Earlier today we noted something long overdue: the big banks are slowly admitting that QE, especially in its extended NIRP version, is not working. To wit:

The problem of low inflation remains evident. Swiss inflation has collapsed into very negative territory, albeit precipitated by the SNB abandoning their currency peg earlier in the year. While Danish inflation has moved away from zero post big rate cuts in 2015, it is still hovering at just 0.5%. And Swedish inflation has been stuck around zero since early 2013.

 

Yet, household savings rates have also risen. For Switzerland and Sweden this appears to have happened at the tail end of 2013 (before the oil price decline). As the BIS have highlighted, ultra-low rates may perversely be driving a greater propensity for consumers to save as retirement income becomes more uncertain.

 

For now, negative rates as a policy tool remain a “work in progress”, judging by the current inflation levels across Europe. But the rise in household savings rates amid so much central bank support is paradoxical to us, and mimics what we highlighted in the credit market earlier this year. Companies in Europe are deleveraging, not releveraging, and are buying back bonds not stock.

BofA showed this chart of soaring European interest rates coupled with surging savings rates: precisely the opposite of what the ECB's tacti intention.

 

Then, to our surprise, none other than Mario Draghi's former employer, Goldman Sachs, came out with a report which essentially doubled down on BofA's skepticism, by practically admitting that what the ECB is doing in a monetarilly interconnected world, where every central bank is now an activist exporter of its own deflation (and concurrently importing others' deflation) is not going to work.

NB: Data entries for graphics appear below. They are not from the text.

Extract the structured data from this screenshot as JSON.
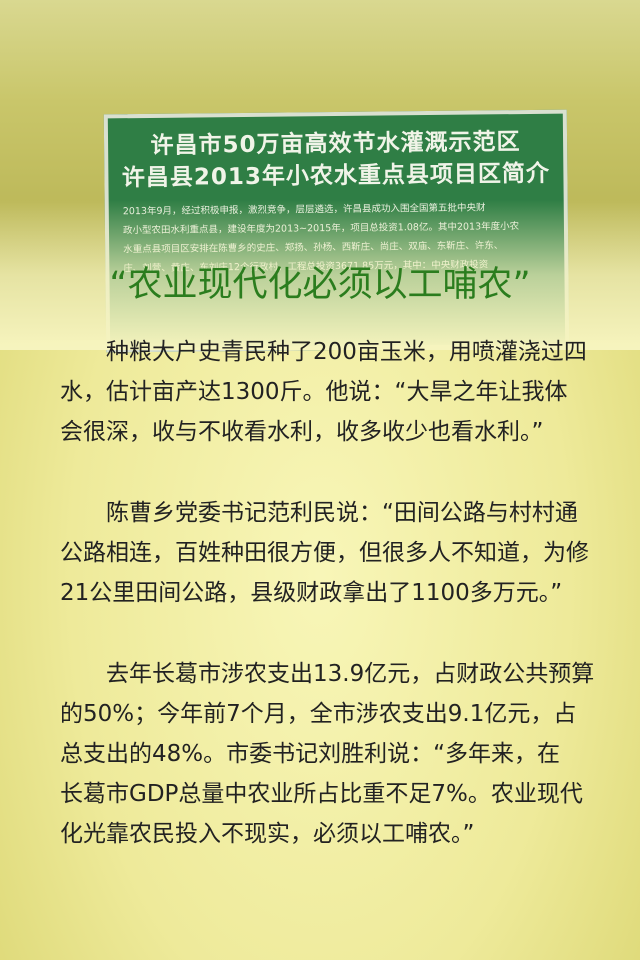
{
  "sign": {
    "title_lines": [
      "许昌市50万亩高效节水灌溉示范区",
      "许昌县2013年小农水重点县项目区简介"
    ],
    "body_lines": [
      "2013年9月，经过积极申报，激烈竞争，层层遴选，许昌县成功入围全国第五批中央财",
      "政小型农田水利重点县，建设年度为2013~2015年，项目总投资1.08亿。其中2013年度小农",
      "水重点县项目区安排在陈曹乡的史庄、郑扬、孙杨、西靳庄、尚庄、双庙、东靳庄、许东、",
      "庄、刘营、黄庄、东刘庄12个行政村，工程总投资3671.85万元，其中：中央财政投资"
    ]
  },
  "headline": "“农业现代化必须以工哺农”",
  "paragraphs": [
    [
      "种粮大户史青民种了200亩玉米，用喷灌浇过四",
      "水，估计亩产达1300斤。他说：“大旱之年让我体",
      "会很深，收与不收看水利，收多收少也看水利。”"
    ],
    [
      "陈曹乡党委书记范利民说：“田间公路与村村通",
      "公路相连，百姓种田很方便，但很多人不知道，为修",
      "21公里田间公路，县级财政拿出了1100多万元。”"
    ],
    [
      "去年长葛市涉农支出13.9亿元，占财政公共预算",
      "的50%；今年前7个月，全市涉农支出9.1亿元，占",
      "总支出的48%。市委书记刘胜利说：“多年来，在",
      "长葛市GDP总量中农业所占比重不足7%。农业现代",
      "化光靠农民投入不现实，必须以工哺农。”"
    ]
  ]
}
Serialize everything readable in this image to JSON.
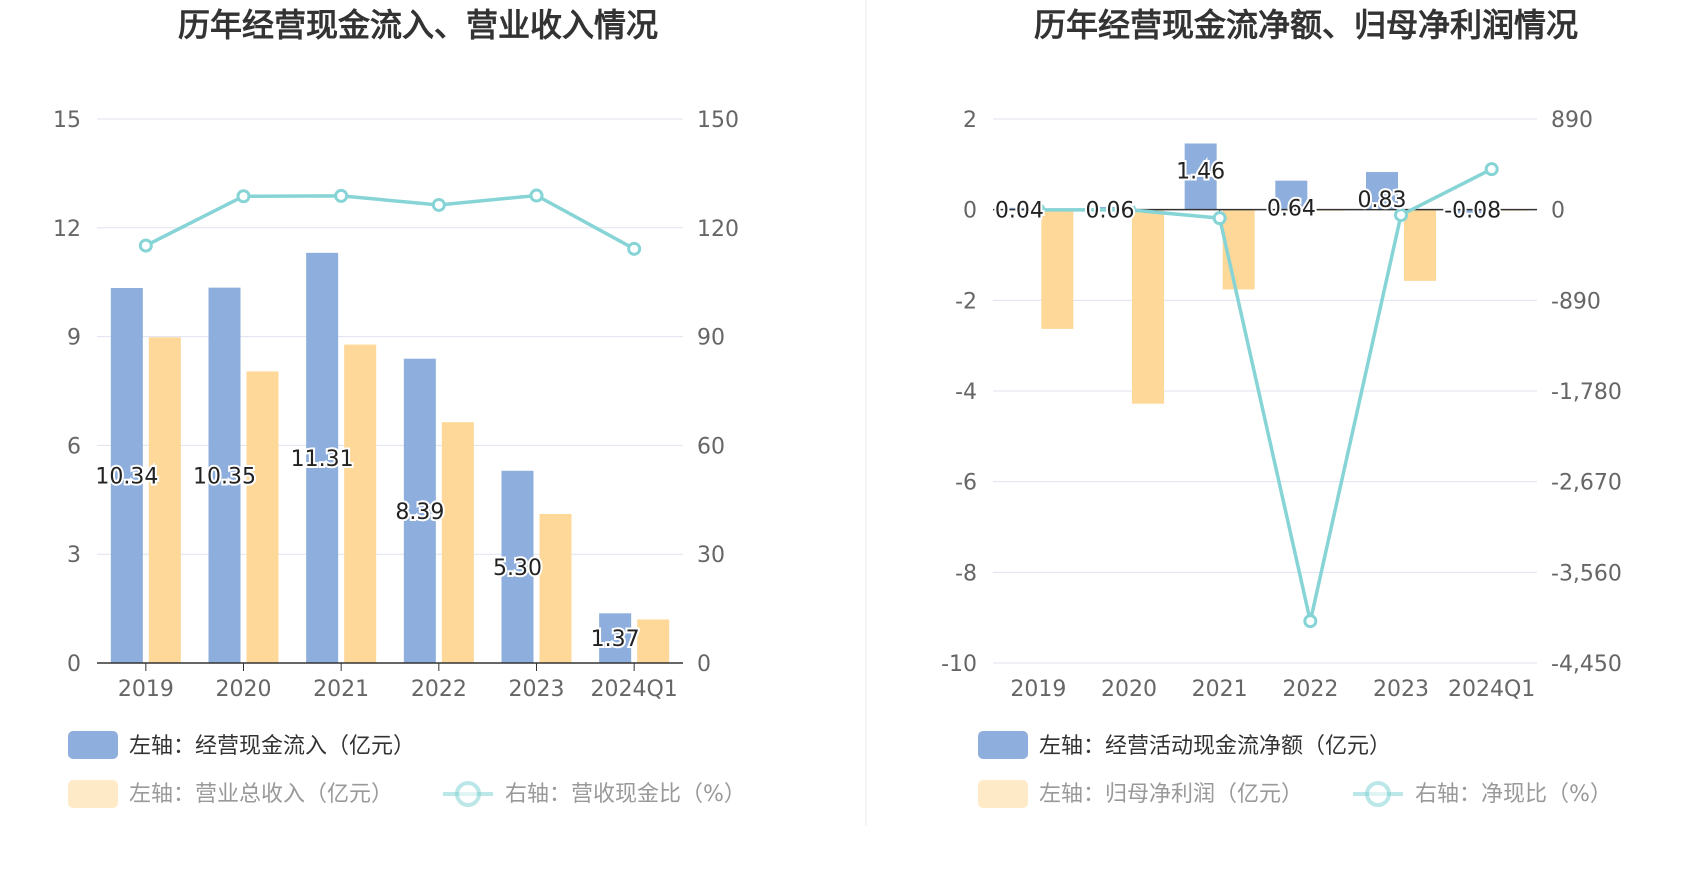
{
  "colors": {
    "bar_primary": "#8eaedd",
    "bar_secondary": "#fdd899",
    "line": "#86d4d6",
    "grid": "#dfe3ee",
    "divider": "#eeeeee"
  },
  "chart_data": [
    {
      "type": "bar",
      "title": "历年经营现金流入、营业收入情况",
      "categories": [
        "2019",
        "2020",
        "2021",
        "2022",
        "2023",
        "2024Q1"
      ],
      "left_axis": {
        "ticks": [
          "15",
          "12",
          "9",
          "6",
          "3",
          "0"
        ],
        "ylim": [
          0,
          15
        ]
      },
      "right_axis": {
        "ticks": [
          "150",
          "120",
          "90",
          "60",
          "30",
          "0"
        ],
        "ylim": [
          0,
          150
        ]
      },
      "series": [
        {
          "name": "左轴：经营现金流入（亿元）",
          "axis": "left",
          "kind": "bar",
          "values": [
            10.34,
            10.35,
            11.31,
            8.39,
            5.3,
            1.37
          ],
          "labels": [
            "10.34",
            "10.35",
            "11.31",
            "8.39",
            "5.30",
            "1.37"
          ]
        },
        {
          "name": "左轴：营业总收入（亿元）",
          "axis": "left",
          "kind": "bar",
          "values": [
            8.98,
            8.04,
            8.78,
            6.64,
            4.11,
            1.2
          ]
        },
        {
          "name": "右轴：营收现金比（%）",
          "axis": "right",
          "kind": "line",
          "values": [
            115.1,
            128.7,
            128.8,
            126.3,
            128.9,
            114.2
          ]
        }
      ],
      "legend_position": "bottom"
    },
    {
      "type": "bar",
      "title": "历年经营现金流净额、归母净利润情况",
      "categories": [
        "2019",
        "2020",
        "2021",
        "2022",
        "2023",
        "2024Q1"
      ],
      "left_axis": {
        "ticks": [
          "2",
          "0",
          "-2",
          "-4",
          "-6",
          "-8",
          "-10"
        ],
        "ylim": [
          -10,
          2
        ]
      },
      "right_axis": {
        "ticks": [
          "890",
          "0",
          "-890",
          "-1,780",
          "-2,670",
          "-3,560",
          "-4,450"
        ],
        "ylim": [
          -4450,
          890
        ]
      },
      "series": [
        {
          "name": "左轴：经营活动现金流净额（亿元）",
          "axis": "left",
          "kind": "bar",
          "values": [
            0.04,
            0.06,
            1.46,
            0.64,
            0.83,
            -0.08
          ],
          "labels": [
            "0.04",
            "0.06",
            "1.46",
            "0.64",
            "0.83",
            "-0.08"
          ]
        },
        {
          "name": "左轴：归母净利润（亿元）",
          "axis": "left",
          "kind": "bar",
          "values": [
            -2.63,
            -4.28,
            -1.76,
            -0.01,
            -1.57,
            -0.01
          ]
        },
        {
          "name": "右轴：净现比（%）",
          "axis": "right",
          "kind": "line",
          "values": [
            -2,
            -1,
            -83,
            -4039,
            -53,
            398
          ]
        }
      ],
      "legend_position": "bottom"
    }
  ]
}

The subdued and increasingly persistent inflation dynamics that have prevailed in recent years may have eroded central banks’ best line of defence in the face of adverse disinflationary shocks. The energy-price-driven decline in Euro area inflation from 2012 to 2015 has thrown this possibility into even sharper relief.

 

By embarking on unprecedented balance sheet operations and forward guidance, central banks in Europe have sought to ring-fence domestic inflation expectations and signal their intention to maintain monetary conditions easy for a protracted period of time. Mario Draghi himself described the ECB’s asset purchase programme as a way of ensuring that very low (and, at times, negative) inflation does not lead wage- and price-setters to adjust their behaviour to a perceived lower steady-state rate of inflation. However, judging from market-based implied measures of longer-term inflation expectations, the effectiveness of the ECB’s announcements has proved limited so far.

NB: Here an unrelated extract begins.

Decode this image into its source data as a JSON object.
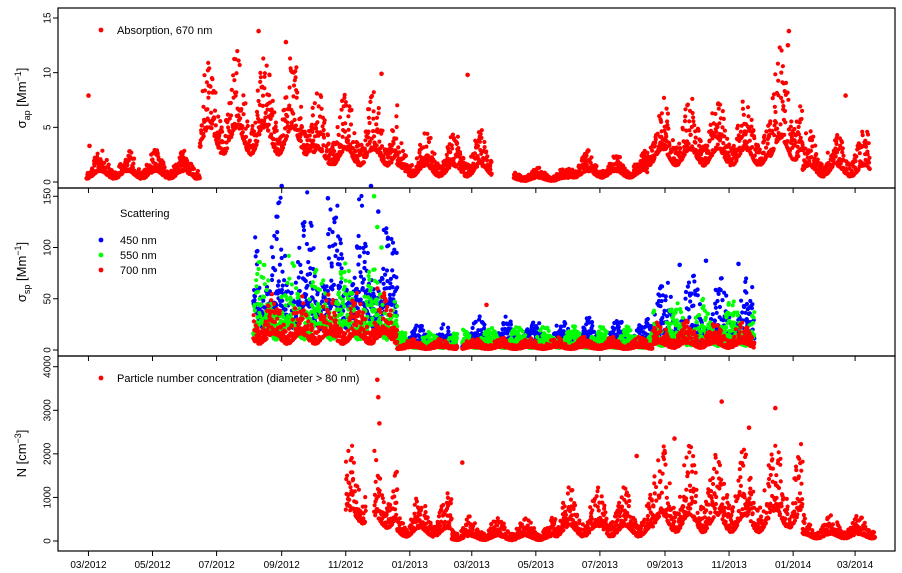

And once again, just like in the BofA case, this is the most diplomatic way Goldman could find to say that Europe's NIRP (and QE) are not working.

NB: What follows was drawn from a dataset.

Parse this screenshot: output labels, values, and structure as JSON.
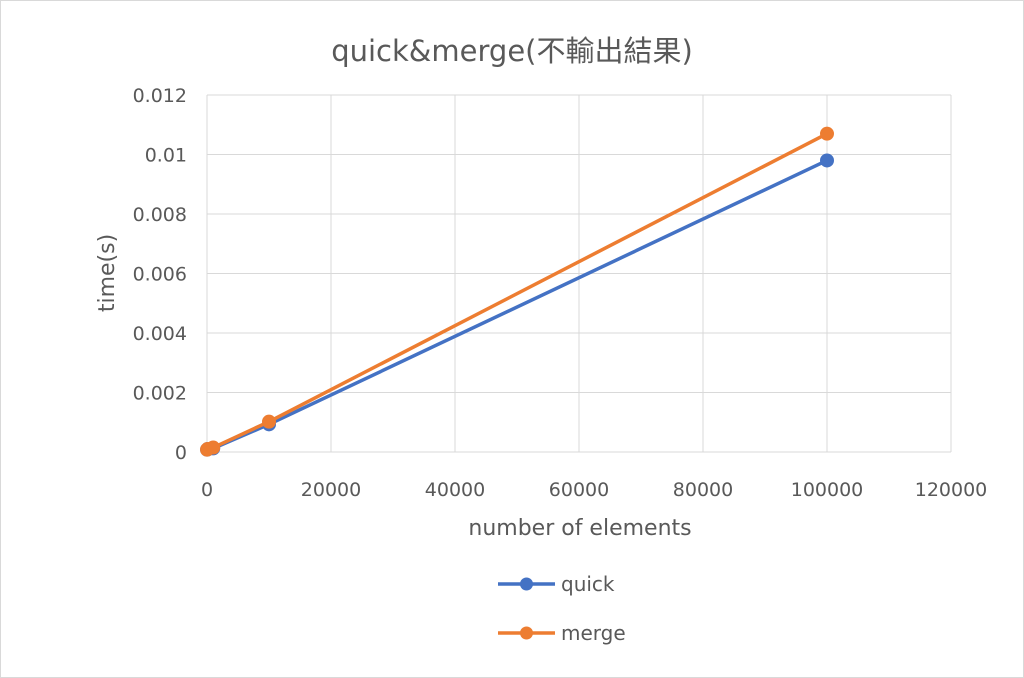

Its Exhibit A: the following chart showing the "history" of Europe's current and future inflation.  It is self-evident that Europe's inflationary expectations have never been lower.

Why the sudden attack against unconventional monetary policy?

Perhaps the same reason just one month ago banks such as Citi and Macquarie came out and said outright monetary financing is just a matter of time.

Perhaps BofA, and now Goldman, are setting the stage for the next iteration: after all any rational person by now realizes that just by doing more of what has failed, will fail, and lead to even more spectacular volatility and bigger crashes.

However, that does not give the banks an option of simply giving up. As a result, while the market is currently in a euphoric mood - unknown for how much longer: after all the same dynamics that unleashed the EM crisis in the summer just came back with a vengeance with a Fed once again jawboning for a December rate hike and promoting a stronger dollar hinting at an even more violent EM upheaval in the months ahead -  the large banks are quietly positioning their support for the "policy recommendation" that will follow the next deflationary surge.

For the answer whether it will finally be the inevitable helicopter money, find out after the next 5-10% market "crash."